Anyone have any clue as to why this is happening?

EDIT:

To answer the questions in the comments: The version of Flask-WTF and WTForms in both my production docker container and my development local virtualenv are the same. Here's my requirements file, spawned from my dev environment and used to set up my app inside the docker container:

Flask==0.10.1
Flask-Login==0.2.11
Flask-Mail==0.9.1
Flask-Migrate==1.2.0
Flask-MySQL==1.2
Flask-Principal==0.4.0
Flask-SQLAlchemy==2.0
Flask-Script==2.0.5
Flask-Security==1.7.4
Flask-WTF==0.10.2
Flask-WhooshAlchemy==0.55a
Jinja2==2.7.3
Mako==1.0.0
MarkupSafe==0.23
PyMySQL==0.6.2
SQLAlchemy==0.7.9
Tempita==0.5.2
WTForms==2.0.1
Werkzeug==0.9.6
Whoosh==2.6.0
alembic==0.6.7
blinker==1.3
chardet==2.2.1
decorator==3.4.0
itsdangerous==0.24
lamson==1.3.4
passlib==1.6.2
py-bcrypt==0.4
pytz==2014.9
sqlalchemy-migrate==0.7.2

That being said, there are a couple extra modules in my docker container due to installing uWSGI as well as my flask app. Here are the additional ones.

argparse (1.2.1)
colorama (0.2.5)
docutils (0.12)
html5lib (0.999)
lockfile (0.10.2)
mock (1.0.1)
MySQL-python (1.2.5)
nose (1.3.6)
python-daemon (2.0.5)
python-modargs (1.7)
requests (2.2.1)
six (1.5.2)
urllib3 (1.7.1)
uWSGI (2.0.10)
wheel (0.24.0)
wsgiref (0.1.2)

Wow, so more than a couple. Perhaps I have a conflicting package?

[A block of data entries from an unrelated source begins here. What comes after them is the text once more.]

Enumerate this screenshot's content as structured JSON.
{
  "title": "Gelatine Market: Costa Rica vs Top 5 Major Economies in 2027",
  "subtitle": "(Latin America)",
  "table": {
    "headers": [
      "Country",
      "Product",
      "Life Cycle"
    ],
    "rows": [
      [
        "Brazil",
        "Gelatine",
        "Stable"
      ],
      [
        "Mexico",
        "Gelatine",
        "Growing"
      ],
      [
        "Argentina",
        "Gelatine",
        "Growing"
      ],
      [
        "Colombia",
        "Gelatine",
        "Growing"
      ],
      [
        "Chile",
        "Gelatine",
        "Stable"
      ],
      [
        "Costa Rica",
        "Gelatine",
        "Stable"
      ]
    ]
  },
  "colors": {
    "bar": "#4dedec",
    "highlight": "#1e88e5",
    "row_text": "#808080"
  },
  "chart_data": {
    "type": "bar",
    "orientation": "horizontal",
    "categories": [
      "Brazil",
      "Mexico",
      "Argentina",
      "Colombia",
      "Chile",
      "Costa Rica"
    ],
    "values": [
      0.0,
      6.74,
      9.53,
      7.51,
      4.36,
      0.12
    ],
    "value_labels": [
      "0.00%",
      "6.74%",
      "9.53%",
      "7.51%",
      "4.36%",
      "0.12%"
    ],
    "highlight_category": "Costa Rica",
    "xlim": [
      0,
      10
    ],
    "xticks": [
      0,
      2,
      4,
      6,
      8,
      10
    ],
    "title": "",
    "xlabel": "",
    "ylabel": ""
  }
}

Regarding SECRET_KEY and CSRF_SESSION_KEY: I had SECRET_KEY defined in my config.py. I was lead to believe that without defining CSRF_SESSION_KEY that it would default to SECRET_KEY. Nevertheless, I went ahead and defined a CSRF_SESSION_KEY, but it didn't seem to make any difference.

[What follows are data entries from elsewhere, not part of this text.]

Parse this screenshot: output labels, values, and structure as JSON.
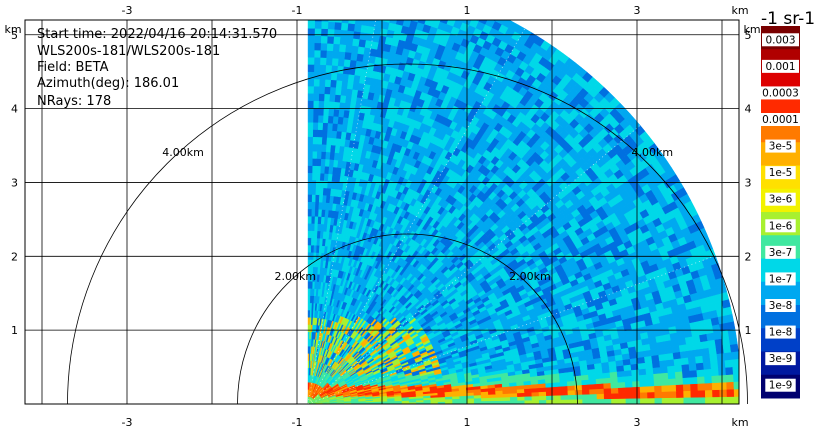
{
  "header": {
    "start_time": "Start time: 2022/04/16 20:14:31.570",
    "instrument": "WLS200s-181/WLS200s-181",
    "field": "Field: BETA",
    "azimuth": "Azimuth(deg): 186.01",
    "nrays": "NRays: 178"
  },
  "colorbar": {
    "title": "-1 sr-1",
    "labels": [
      "0.003",
      "0.001",
      "0.0003",
      "0.0001",
      "3e-5",
      "1e-5",
      "3e-6",
      "1e-6",
      "3e-7",
      "1e-7",
      "3e-8",
      "1e-8",
      "3e-9",
      "1e-9"
    ],
    "colors": [
      "#7a0000",
      "#b00000",
      "#dd0000",
      "#ff2a00",
      "#ff7a00",
      "#ffb000",
      "#ffe000",
      "#f2f200",
      "#a8f030",
      "#40e8a0",
      "#00d8e8",
      "#00a8f0",
      "#0070e0",
      "#0040c8",
      "#0018a0",
      "#000070"
    ]
  },
  "chart_data": {
    "type": "heatmap",
    "title": "",
    "xlabel": "km",
    "ylabel": "km",
    "x_ticks": [
      "-3",
      "-1",
      "1",
      "3"
    ],
    "y_ticks": [
      "1",
      "2",
      "3",
      "4",
      "5"
    ],
    "xlim": [
      -4.2,
      4.2
    ],
    "ylim": [
      0,
      5.2
    ],
    "grid": true,
    "range_rings": [
      {
        "radius_km": 2.0,
        "label": "2.00km"
      },
      {
        "radius_km": 4.0,
        "label": "4.00km"
      }
    ],
    "sector": {
      "azimuth_start_deg": 0,
      "azimuth_end_deg": 90,
      "max_range_km": 5.1,
      "origin_x_km": -0.87
    }
  }
}
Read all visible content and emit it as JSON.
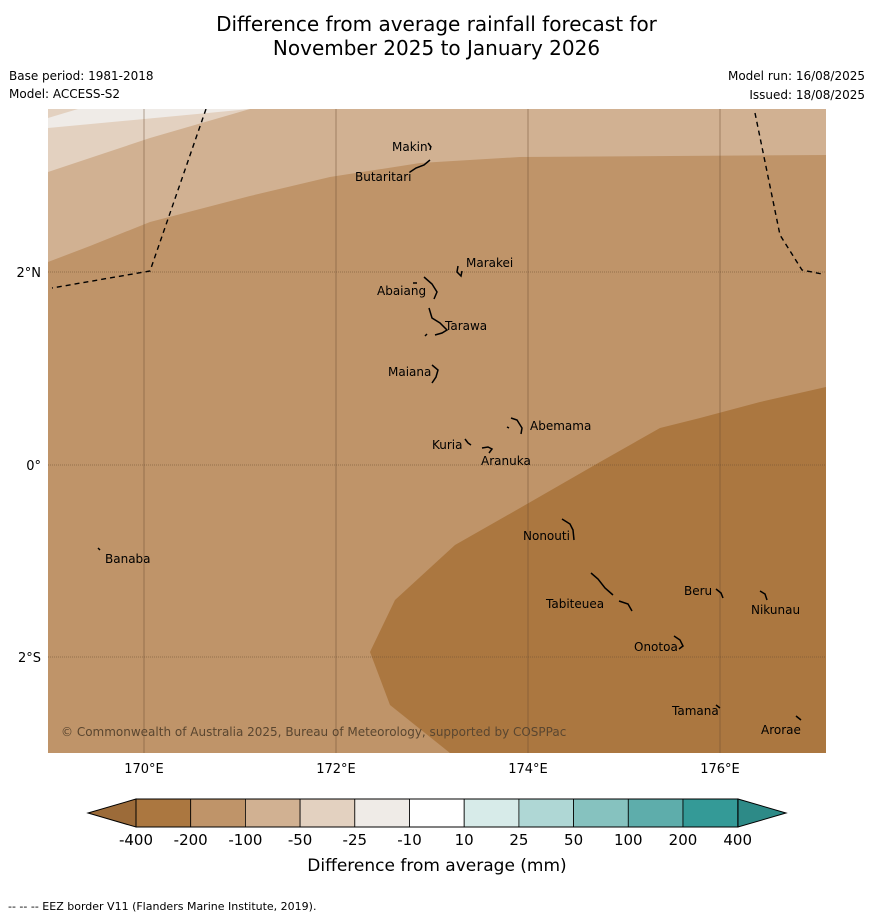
{
  "title": {
    "line1": "Difference from average rainfall forecast for",
    "line2": "November 2025 to January 2026"
  },
  "meta": {
    "base_period": "Base period: 1981-2018",
    "model": "Model: ACCESS-S2",
    "model_run": "Model run: 16/08/2025",
    "issued": "Issued: 18/08/2025"
  },
  "map": {
    "longitude_ticks": [
      "170°E",
      "172°E",
      "174°E",
      "176°E"
    ],
    "latitude_ticks": [
      "2°N",
      "0°",
      "2°S"
    ],
    "copyright": "© Commonwealth of Australia 2025, Bureau of Meteorology, supported by COSPPac",
    "places": [
      {
        "name": "Makin"
      },
      {
        "name": "Butaritari"
      },
      {
        "name": "Marakei"
      },
      {
        "name": "Abaiang"
      },
      {
        "name": "Tarawa"
      },
      {
        "name": "Maiana"
      },
      {
        "name": "Abemama"
      },
      {
        "name": "Kuria"
      },
      {
        "name": "Aranuka"
      },
      {
        "name": "Nonouti"
      },
      {
        "name": "Banaba"
      },
      {
        "name": "Beru"
      },
      {
        "name": "Tabiteuea"
      },
      {
        "name": "Nikunau"
      },
      {
        "name": "Onotoa"
      },
      {
        "name": "Tamana"
      },
      {
        "name": "Arorae"
      }
    ],
    "fill_colors": {
      "minus_400": "#ab7740",
      "minus_200": "#bf9469",
      "minus_100": "#d1b192",
      "minus_50": "#e3d1c0",
      "minus_25": "#efebe7"
    }
  },
  "colorbar": {
    "title": "Difference from average (mm)",
    "labels": [
      "-400",
      "-200",
      "-100",
      "-50",
      "-25",
      "-10",
      "10",
      "25",
      "50",
      "100",
      "200",
      "400"
    ],
    "colors": [
      "#ab7740",
      "#bf9469",
      "#d1b192",
      "#e3d1c0",
      "#efebe7",
      "#ffffff",
      "#d7ebe9",
      "#afd7d5",
      "#86c2bf",
      "#5eadab",
      "#349a97"
    ],
    "low_extend_color": "#9c6b39",
    "high_extend_color": "#2d8a87"
  },
  "footnote": "--  --  -- EEZ border V11 (Flanders Marine Institute, 2019)."
}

Lastly, I looked into the API change from {{ form.hidden_tag() }} to {{ form.csrf_token }}. They still have references to both forms in the docs for the latest version. On the CSRF page, they have the latter, but in the quickstart they still have the former. I'm not sure what is up with this, but just to be certain I implemented the version on the CSRF page as follows:

init.py:

from flask_wtf.csrf import CsrfProtect

CsrfProtect(app)

user_login.html

<form>
    {{ form.csrf_token }}
    ...
</form>

But I still end up getting the same response.

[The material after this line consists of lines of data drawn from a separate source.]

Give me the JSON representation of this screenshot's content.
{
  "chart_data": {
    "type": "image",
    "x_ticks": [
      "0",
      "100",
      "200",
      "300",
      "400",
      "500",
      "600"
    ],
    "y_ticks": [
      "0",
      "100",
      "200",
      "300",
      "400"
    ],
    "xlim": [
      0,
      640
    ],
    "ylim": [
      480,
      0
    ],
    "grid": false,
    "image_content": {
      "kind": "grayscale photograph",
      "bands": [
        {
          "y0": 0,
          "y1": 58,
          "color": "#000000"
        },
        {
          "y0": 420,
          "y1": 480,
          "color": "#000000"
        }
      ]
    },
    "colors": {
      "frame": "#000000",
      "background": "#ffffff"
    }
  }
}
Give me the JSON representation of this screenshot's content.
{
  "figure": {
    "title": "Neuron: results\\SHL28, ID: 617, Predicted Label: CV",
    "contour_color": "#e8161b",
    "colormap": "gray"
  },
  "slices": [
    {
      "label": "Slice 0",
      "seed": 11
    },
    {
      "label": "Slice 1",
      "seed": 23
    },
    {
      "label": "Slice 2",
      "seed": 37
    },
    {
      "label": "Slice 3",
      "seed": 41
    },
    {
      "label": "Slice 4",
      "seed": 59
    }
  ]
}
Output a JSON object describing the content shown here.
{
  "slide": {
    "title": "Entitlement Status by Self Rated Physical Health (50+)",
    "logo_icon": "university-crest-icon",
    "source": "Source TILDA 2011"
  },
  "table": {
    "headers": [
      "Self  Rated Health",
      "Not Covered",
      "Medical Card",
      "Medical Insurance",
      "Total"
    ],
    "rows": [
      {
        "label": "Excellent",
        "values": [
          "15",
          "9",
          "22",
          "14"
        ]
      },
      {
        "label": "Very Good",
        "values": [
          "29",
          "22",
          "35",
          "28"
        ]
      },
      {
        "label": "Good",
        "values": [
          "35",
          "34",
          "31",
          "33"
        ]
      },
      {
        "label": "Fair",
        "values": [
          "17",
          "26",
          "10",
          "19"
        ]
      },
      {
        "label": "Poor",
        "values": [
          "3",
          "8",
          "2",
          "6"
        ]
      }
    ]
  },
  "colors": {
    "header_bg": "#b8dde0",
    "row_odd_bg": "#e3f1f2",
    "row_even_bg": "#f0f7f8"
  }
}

As I said before, the Flask-WTF documentation is all over the place. So I've been trying all sorts of combinations. At the bottom of this page: http://flask-wtf.readthedocs.org/en/latest/csrf.html they reference an incorrect import, so I replaced my

from flask_wtf import Form

with

from flask.ext.wtf import Form

Still no dice. Thanks for the comments though, gave me more to try out!

I also just tried consolidating everything into a single docker container, but I still get the same result.